The Commission's latest seven-point package of proposals, which also included a 1.8 billion-euro fund to help African states that are home to many economic migrants, stressed swifter and less patchy deportation of those who do not qualify for asylum.

It published a list of "safe countries" – in the Balkans and Turkey – whose citizens would face "fast-track" removals on the grounds that most had little to fear to justify being refugees.

Juncker also called for a beefing up of the EU's Frontex border agency and a possible future EU border guard force.

On the move

But the application of common EU standards is variable. EU officials concede that, even with the ongoing establishment of EU-staffed "hotspots" to help Italy and Greece filter new arrivals across the Mediterranean, it remains unclear how large numbers of unwilling people can be coerced into leaving.

The same is true of those relocated. Many of the Syrians, Iraqis and Eritreans whom the EU says are most deserving and will form the bulk of those offered accommodation want to reach wealthy countries like Germany and Sweden.

Although legally restricted to the state where their asylum claim is being processed, the summer has shown how people may ignore that, straining Europe's passport-free Schengen zone.

On Wednesday, some 300 people, including children, started walking along the main motorway linking Denmark to Germany, seemingly intent on crossing to Sweden, already home to many refugees.

Amnesty International said: "While the proposals...today will help to address the refugee crisis, they certainly will not solve it – neither in the short-term nor the long-term. EU member states must work with the Commission to implement a much more ambitious overhaul of the EU's asylum system."

"Stop the boats"

Juncker, a former Luxembourg premier who in nine months in the job has angered erstwhile colleagues around the EU summit table by accusing them of petty nationalisms, won a mostly warm reception for his emotional appeal from lawmakers in Strasbourg.

"It is Europe today that represents a beacon of hope, a haven of stability in the eyes of women and men in the Middle East and in Africa. That is something to be proud of and not something to fear," he said in an 80-minute address that he insisted on making despite the death of his mother on Sunday.

"The Europe I want to live in is illustrated by those who want to help," he added, denouncing calls to discriminate among refugees according to their religion and saying that an ageing continent needed new, legal ways to attract workers and talent.

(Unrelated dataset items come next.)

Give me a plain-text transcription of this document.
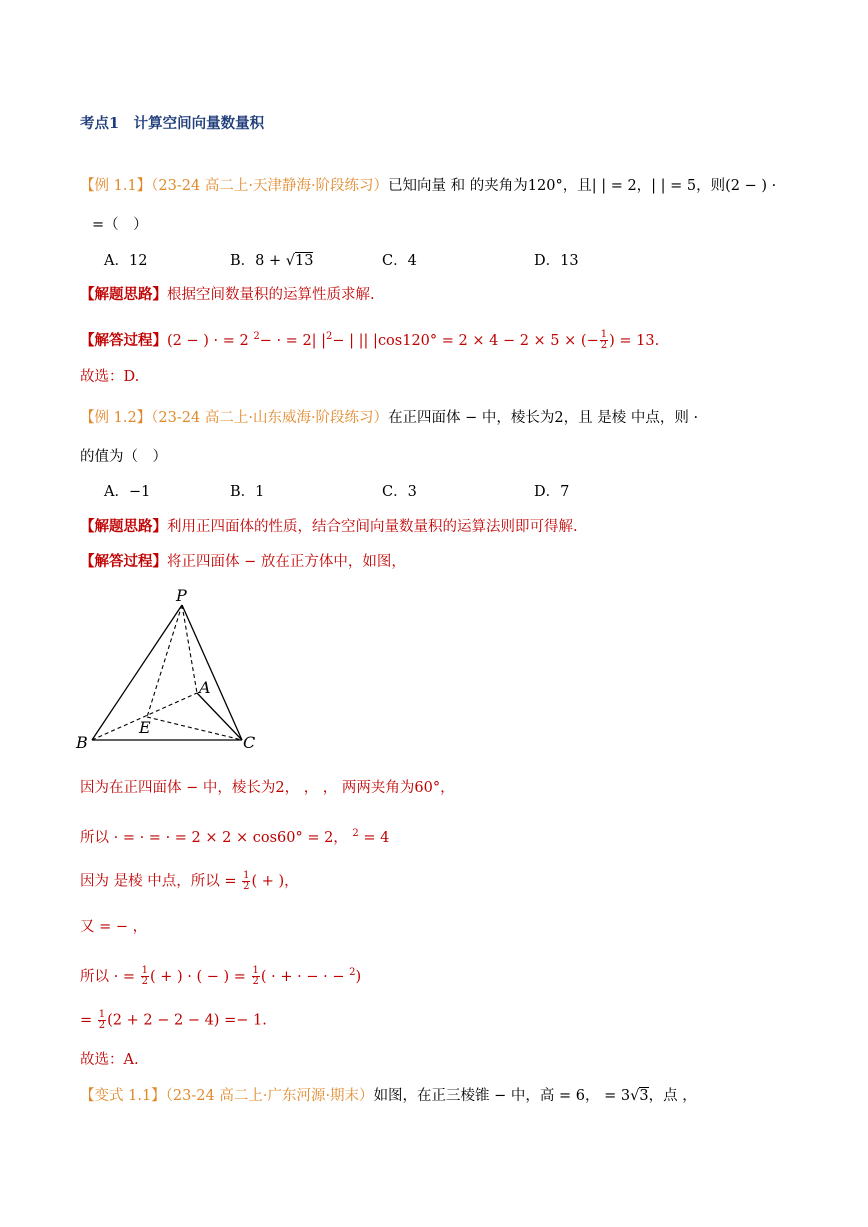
考点1　计算空间向量数量积
【例 1.1】（23-24 高二上·天津静海·阶段练习）已知向量 和 的夹角为120°，且| | = 2，| | = 5，则(2 − ) ·
=（　）
A．12	B．8 + √13	C．4	D．13
【解题思路】根据空间数量积的运算性质求解.
【解答过程】(2 − ) · = 2 $^2$− · = 2| $|^2-$ | || |cos120° = 2 × 4 − 2 × 5 × (− $\frac{1}{2}$ ) = 13.
故选：D.
【例 1.2】（23-24 高二上·山东威海·阶段练习）在正四面体 − 中，棱长为2，且 是棱 中点，则 ·
的值为（　）
A．−1	B．1	C．3	D．7
【解题思路】利用正四面体的性质，结合空间向量数量积的运算法则即可得解.
【解答过程】将正四面体 − 放在正方体中，如图，
P
A
B	C
E
因为在正四面体 − 中，棱长为2， ， ， 两两夹角为60°，
所以 · = · = · = 2 × 2 × cos60° = 2， $^2$ = 4
因为 是棱 中点，所以 = $\frac{1}{2}$ ( + )，
又 = − ，
所以 · = $\frac{1}{2}$ ( + ) · ( − ) = $\frac{1}{2}$ ( · + · − · − $^2$)
= $\frac{1}{2} (2 + 2 - 2 - 4) =- 1$.
故选：A.
【变式 1.1】（23-24 高二上·广东河源·期末）如图，在正三棱锥 − 中，高 = 6， = 3√3，点 ，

He was heckled by Nigel Farage, leader of the anti-EU UK Independence Party, who said most of those arriving were economic migrants and the EU should emulate Australia's "stop the boats" policy to halt a flow of "biblical proportions".

Italian lawmaker Gianluca Buonanno of the anti-immigration Northern League donned an Angela Merkel face-mask to interrupt Juncker to suggest the German chancellor was dictating asylum policy to Europe. Berlin has complained Italy has been doing too little to stop migrants from travelling north.

Juncker said the refugee crisis was his top priority, before the economy, Greece's debt woes, Ukraine, climate change and a looming vote on Britain's membership of the bloc.

That list of issues showed the European Union was in a bad state, he said, declaring: "There is not enough Europe in this Union, and there is not enough union in this Union."